アイラは何も答えなかった。

「真冬。あれを見て」



彼女が指さす先を見ると――キッチンの正面左、リビングから見て隣の空間はアトリエになっていた。

中央に置かれたイーゼルの周りには、まるで聖人に群がる敬虔な信者の様にずらりと絵が並べられている。

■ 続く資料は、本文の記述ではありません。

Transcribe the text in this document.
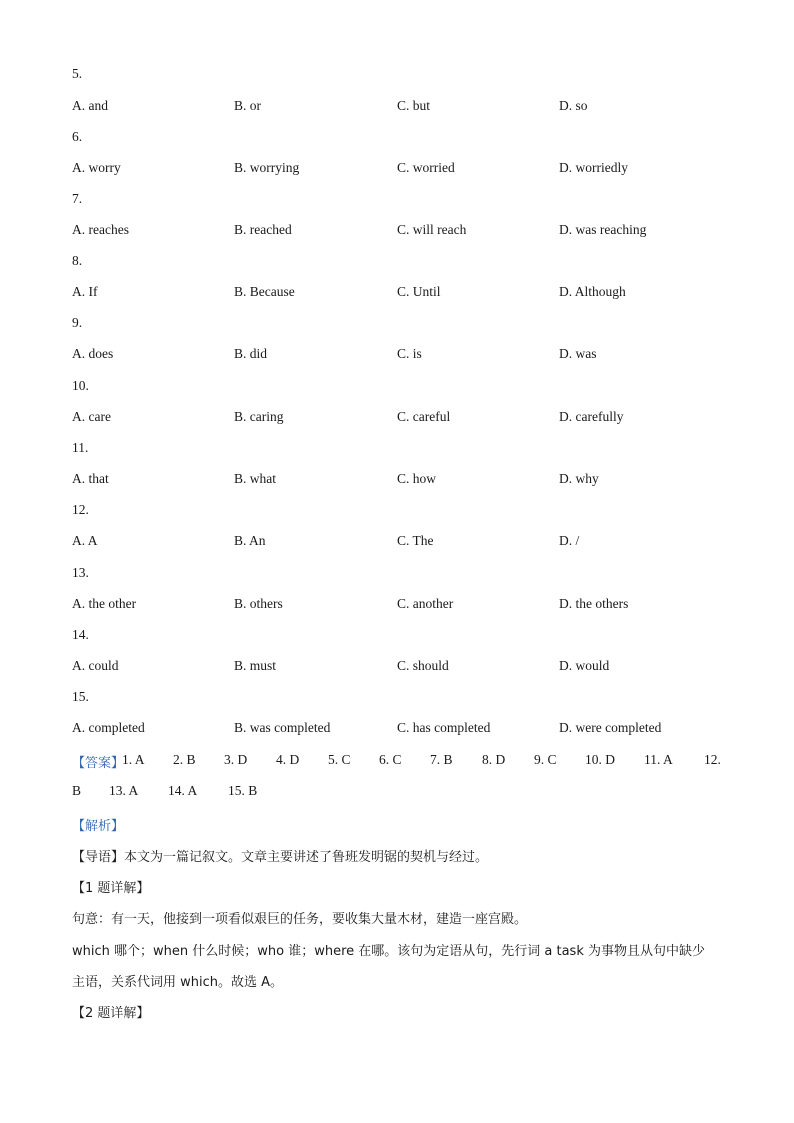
5.
A. and	B. or	C. but	D. so
6.
A. worry	B. worrying	C. worried	D. worriedly
7.
A. reaches	B. reached	C. will reach	D. was reaching
8.
A. If	B. Because	C. Until	D. Although
9.
A. does	B. did	C. is	D. was
10.
A. care	B. caring	C. careful	D. carefully
11.
A. that	B. what	C. how	D. why
12.
A. A	B. An	C. The	D. /
13.
A. the other	B. others	C. another	D. the others
14.
A. could	B. must	C. should	D. would
15.
A. completed	B. was completed	C. has completed	D. were completed
【答案】
1. A 2. B 3. D 4. D 5. C 6. C 7. B 8. D 9. C 10. D 11. A 12.
B 13. A 14. A 15. B
【解析】
【导语】本文为一篇记叙文。文章主要讲述了鲁班发明锯的契机与经过。
【1 题详解】
句意：有一天，他接到一项看似艰巨的任务，要收集大量木材，建造一座宫殿。
which 哪个；when 什么时候；who 谁；where 在哪。该句为定语从句，先行词 a task 为事物且从句中缺少
主语，关系代词用 which。故选 A。
【2 题详解】
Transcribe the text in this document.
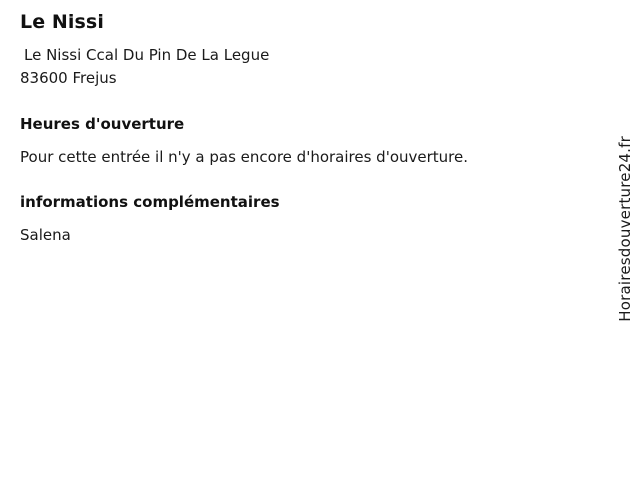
Le Nissi

Le Nissi Ccal Du Pin De La Legue

83600 Frejus

Heures d'ouverture

Pour cette entrée il n'y a pas encore d'horaires d'ouverture.

informations complémentaires

Salena	Horairesdouverture24.fr
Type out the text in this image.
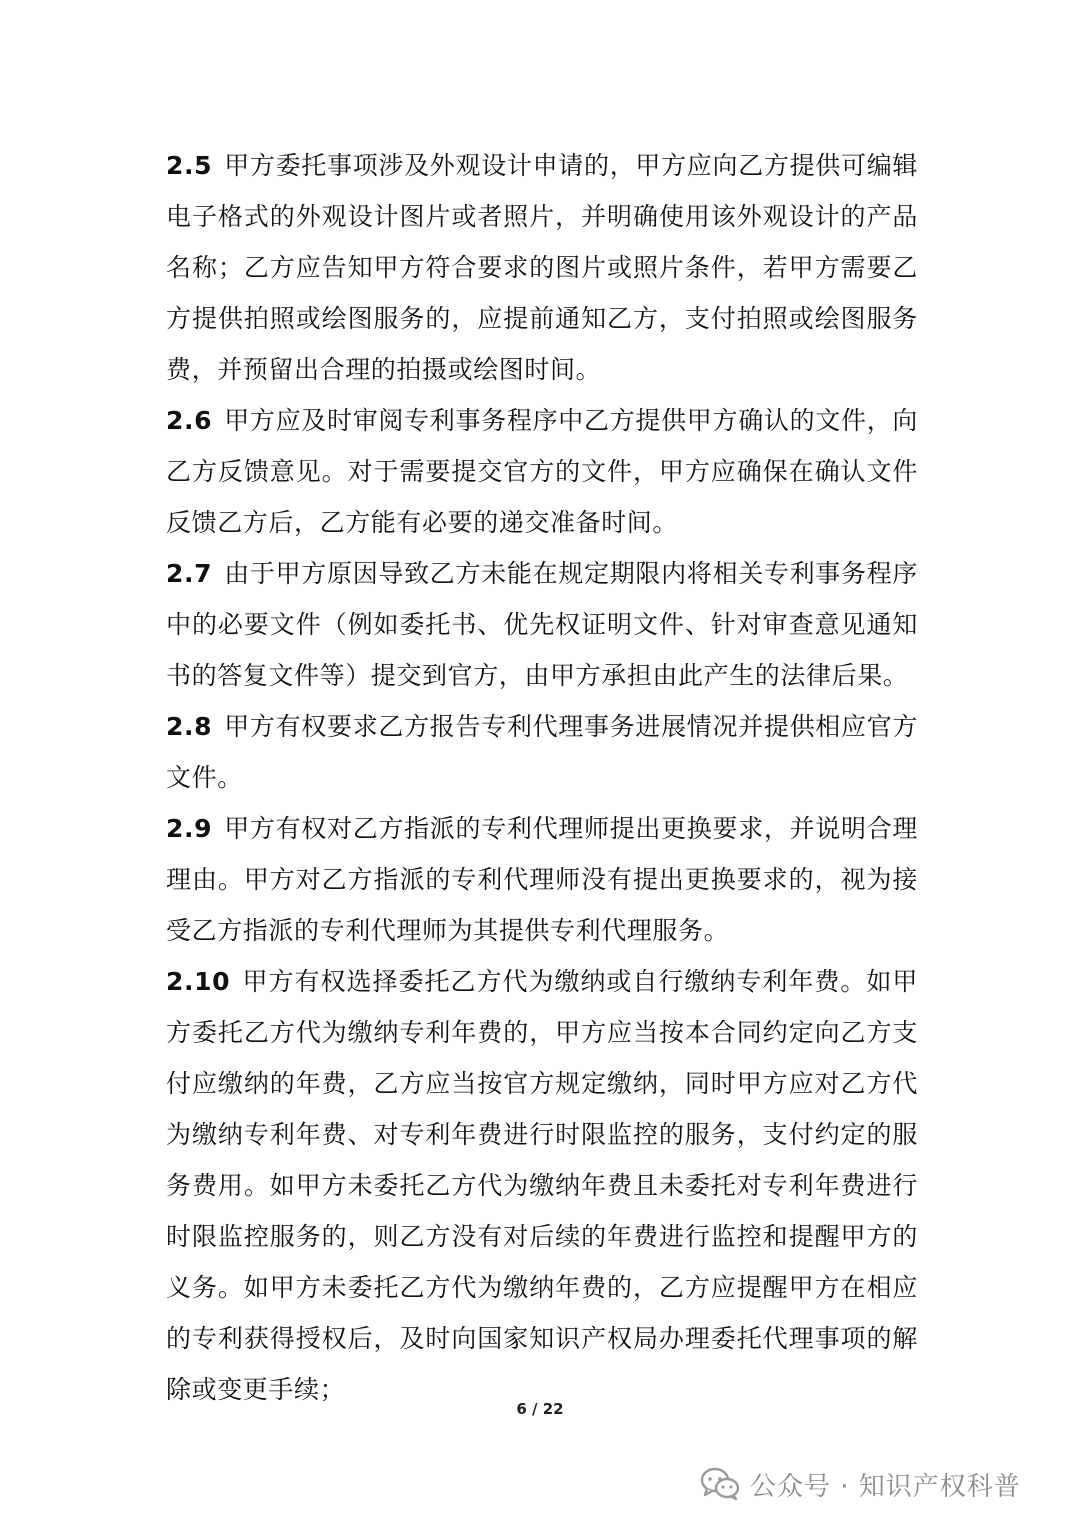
2.5 甲方委托事项涉及外观设计申请的，甲方应向乙方提供可编辑电子格式的外观设计图片或者照片，并明确使用该外观设计的产品名称；乙方应告知甲方符合要求的图片或照片条件，若甲方需要乙方提供拍照或绘图服务的，应提前通知乙方，支付拍照或绘图服务费，并预留出合理的拍摄或绘图时间。

2.6 甲方应及时审阅专利事务程序中乙方提供甲方确认的文件，向乙方反馈意见。对于需要提交官方的文件，甲方应确保在确认文件反馈乙方后，乙方能有必要的递交准备时间。

2.7 由于甲方原因导致乙方未能在规定期限内将相关专利事务程序中的必要文件（例如委托书、优先权证明文件、针对审查意见通知书的答复文件等）提交到官方，由甲方承担由此产生的法律后果。

2.8 甲方有权要求乙方报告专利代理事务进展情况并提供相应官方文件。

2.9 甲方有权对乙方指派的专利代理师提出更换要求，并说明合理理由。甲方对乙方指派的专利代理师没有提出更换要求的，视为接受乙方指派的专利代理师为其提供专利代理服务。

2.10 甲方有权选择委托乙方代为缴纳或自行缴纳专利年费。如甲方委托乙方代为缴纳专利年费的，甲方应当按本合同约定向乙方支付应缴纳的年费，乙方应当按官方规定缴纳，同时甲方应对乙方代为缴纳专利年费、对专利年费进行时限监控的服务，支付约定的服务费用。如甲方未委托乙方代为缴纳年费且未委托对专利年费进行时限监控服务的，则乙方没有对后续的年费进行监控和提醒甲方的义务。如甲方未委托乙方代为缴纳年费的，乙方应提醒甲方在相应的专利获得授权后，及时向国家知识产权局办理委托代理事项的解除或变更手续；

6 / 22
公众号 · 知识产权科普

その全ては、雪原で氷漬けにされた人々の絵……かつてイブが魂を込めて描いた絵。

もちろんそのことを知っていた僕は、アトリエに入ると辺りを見渡しながら彼女に告げた。

「アイラが言ってた面白いものってこれのことだよね」

「そうだよ。真冬がまた見たら喜ぶと思って……何しろ、あの子が描いた作品だし」



最後のセリフの部分は、何だか拗ねている様に聞こえた。

やっぱり妬いてるんじゃないだろうか……と僕は思ったけど、雰囲気を壊したくなかったので追及するのはやめておいた。

失われた雪原の絵を見るのは、嬉しいと同時にどこか胸を突き刺すものがあった。

かつてイブはこのログハウスの林を抜けた先にある雪原で、氷漬けになった人々をキャンパスに描いていた。

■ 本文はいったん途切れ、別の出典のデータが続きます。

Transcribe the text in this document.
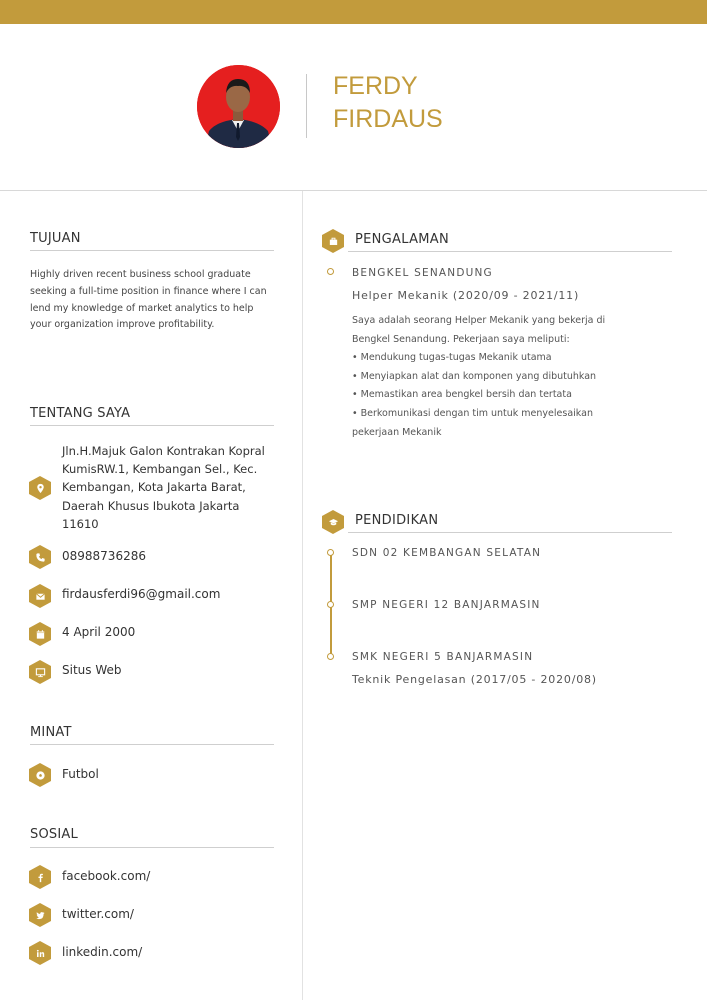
FERDY
FIRDAUS
TUJUAN
Highly driven recent business school graduate seeking a full-time position in finance where I can lend my knowledge of market analytics to help your organization improve profitability.
TENTANG SAYA
Jln.H.Majuk Galon Kontrakan Kopral KumisRW.1, Kembangan Sel., Kec. Kembangan, Kota Jakarta Barat, Daerah Khusus Ibukota Jakarta 11610
08988736286
firdausferdi96@gmail.com
4 April 2000
Situs Web
MINAT
Futbol
SOSIAL
facebook.com/
twitter.com/
linkedin.com/
PENGALAMAN
BENGKEL SENANDUNG
Helper Mekanik (2020/09 - 2021/11)
Saya adalah seorang Helper Mekanik yang bekerja di
Bengkel Senandung. Pekerjaan saya meliputi:
• Mendukung tugas-tugas Mekanik utama
• Menyiapkan alat dan komponen yang dibutuhkan
• Memastikan area bengkel bersih dan tertata
• Berkomunikasi dengan tim untuk menyelesaikan
pekerjaan Mekanik
PENDIDIKAN
SDN 02 KEMBANGAN SELATAN
SMP NEGERI 12 BANJARMASIN
SMK NEGERI 5 BANJARMASIN
Teknik Pengelasan (2017/05 - 2020/08)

そうすることでその人々は死なずに済む、この世界が壊れても失われずに済むと信じて止まなかったからだ。

その時の僕はその行為をただ傍観しているだけだったけど今なら分かる。

彼女の行為はとても崇高で、賞賛されるべきものだった。

僕が記憶の中から消し去ろうとした人々を、イブは少しでも僕の中に留めようとしてくれていたのだから。

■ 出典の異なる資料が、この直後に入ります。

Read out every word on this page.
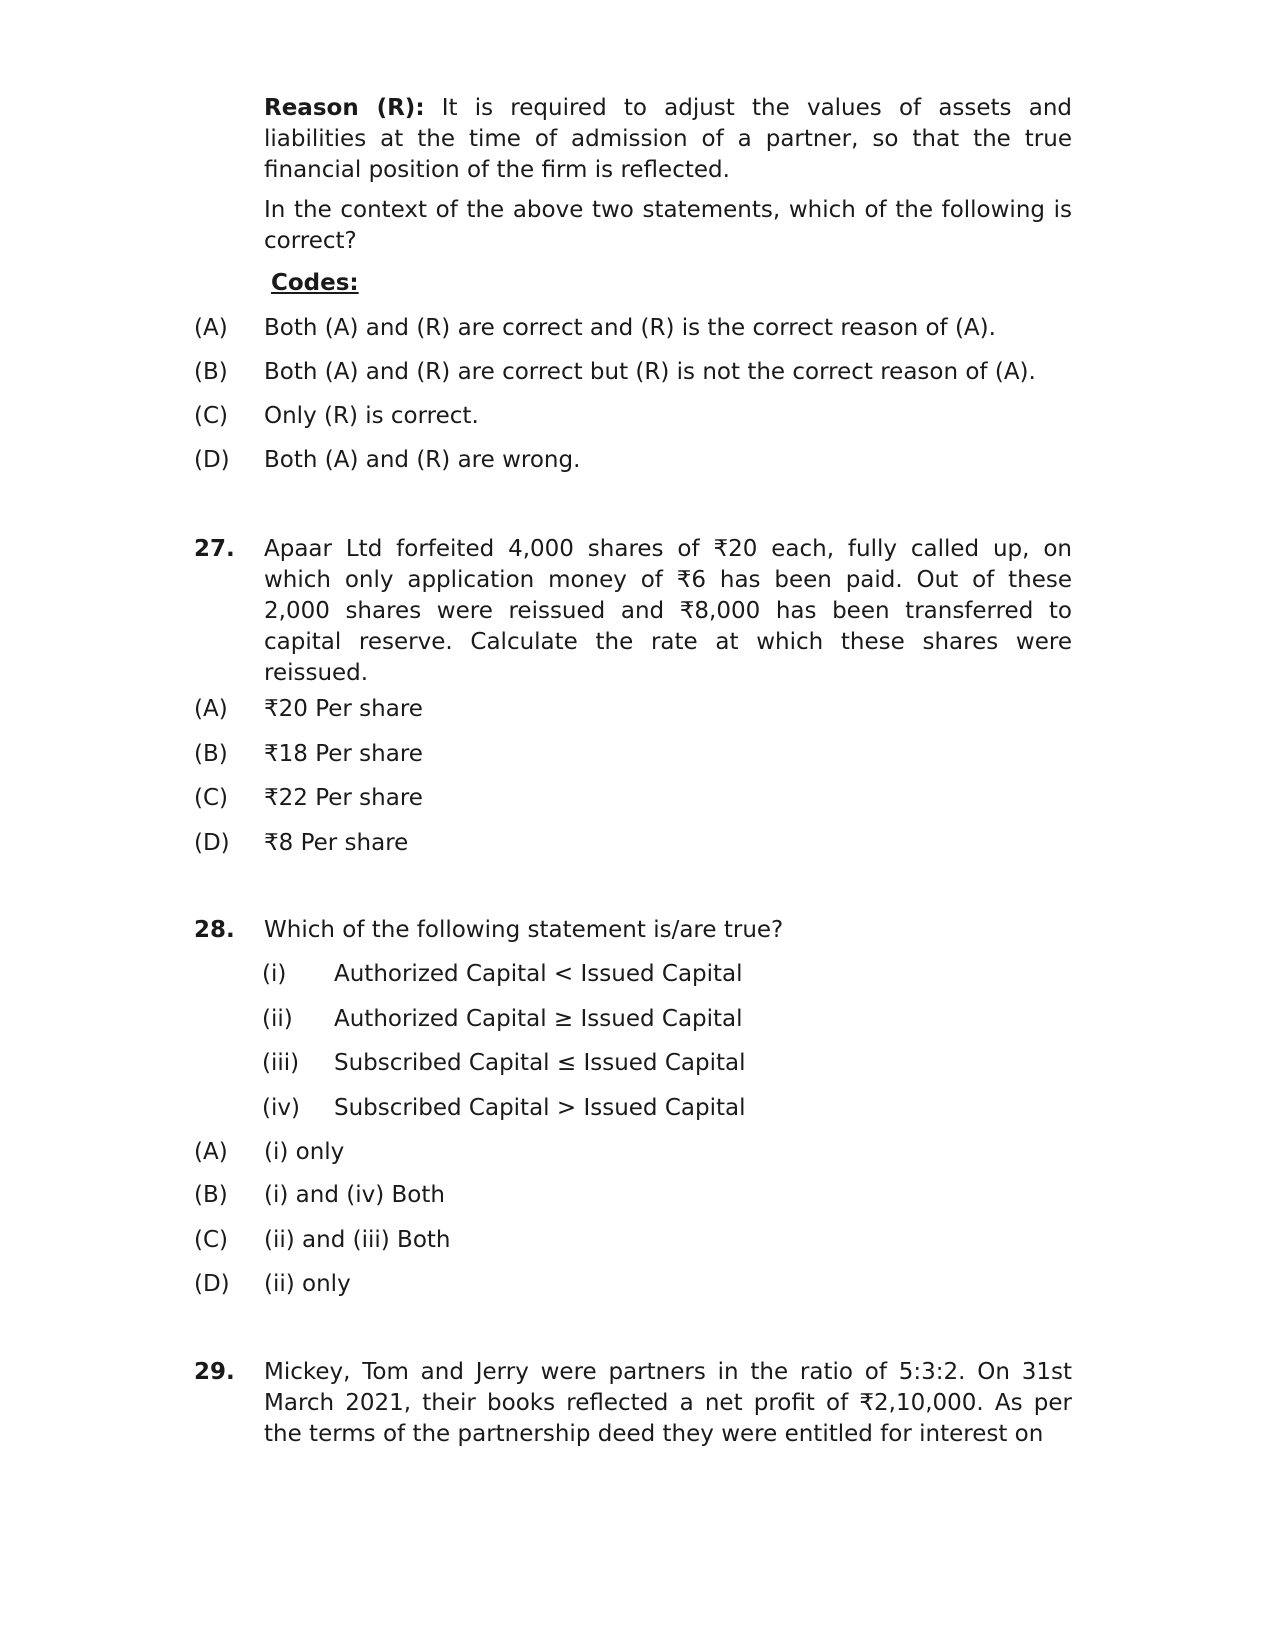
Reason (R): It is required to adjust the values of assets and liabilities at the time of admission of a partner, so that the true financial position of the firm is reflected.
In the context of the above two statements, which of the following is correct?
Codes:
(A) Both (A) and (R) are correct and (R) is the correct reason of (A).
(B) Both (A) and (R) are correct but (R) is not the correct reason of (A).
(C) Only (R) is correct.
(D) Both (A) and (R) are wrong.
27. Apaar Ltd forfeited 4,000 shares of ₹20 each, fully called up, on which only application money of ₹6 has been paid. Out of these 2,000 shares were reissued and ₹8,000 has been transferred to capital reserve. Calculate the rate at which these shares were reissued.
(A) ₹20 Per share
(B) ₹18 Per share
(C) ₹22 Per share
(D) ₹8 Per share
28. Which of the following statement is/are true?
(i) Authorized Capital < Issued Capital
(ii) Authorized Capital ≥ Issued Capital
(iii) Subscribed Capital ≤ Issued Capital
(iv) Subscribed Capital > Issued Capital
(A) (i) only
(B) (i) and (iv) Both
(C) (ii) and (iii) Both
(D) (ii) only
29. Mickey, Tom and Jerry were partners in the ratio of 5:3:2. On 31st March 2021, their books reflected a net profit of ₹2,10,000. As per the terms of the partnership deed they were entitled for interest on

もしイブがそうしてくれなかったら、僕は現実世界に戻った時今まで出会った人々全てを忘れてしまっていたことだろう、

そんなことを思い返しながら額縁に入った絵を手に取って見ていた僕は……次の瞬間、見慣れない一枚の絵に気付いて思わず目を見開いた。

「どうしたの?」

背後からアイラが声を飛んでくる。

「何か面白い物でも見つけたかしら?」

外から聞こえる鈴の音が、強くなった気がした。

僕はその絵にゆっくり近づき、震える手で額縁を掴む。

その絵に描かれていたのは、長い銀髪と共に氷に封印された女性の絵だった。

しかしその絵は未完成で、目と鼻だけが描かれていない。

しかしその荘厳な体躯と、穏やかに微笑む口元だけで分かった。この絵の正体は――

「ねえ、どうして答えてくれないの?」

鈴の音がバクバクと脈打つ鼓動に呼応して激しくなっていく。

僕がゆっくり振り返ると……アイラは、僕の肩を掴んで地の底から響くような声で囁いた。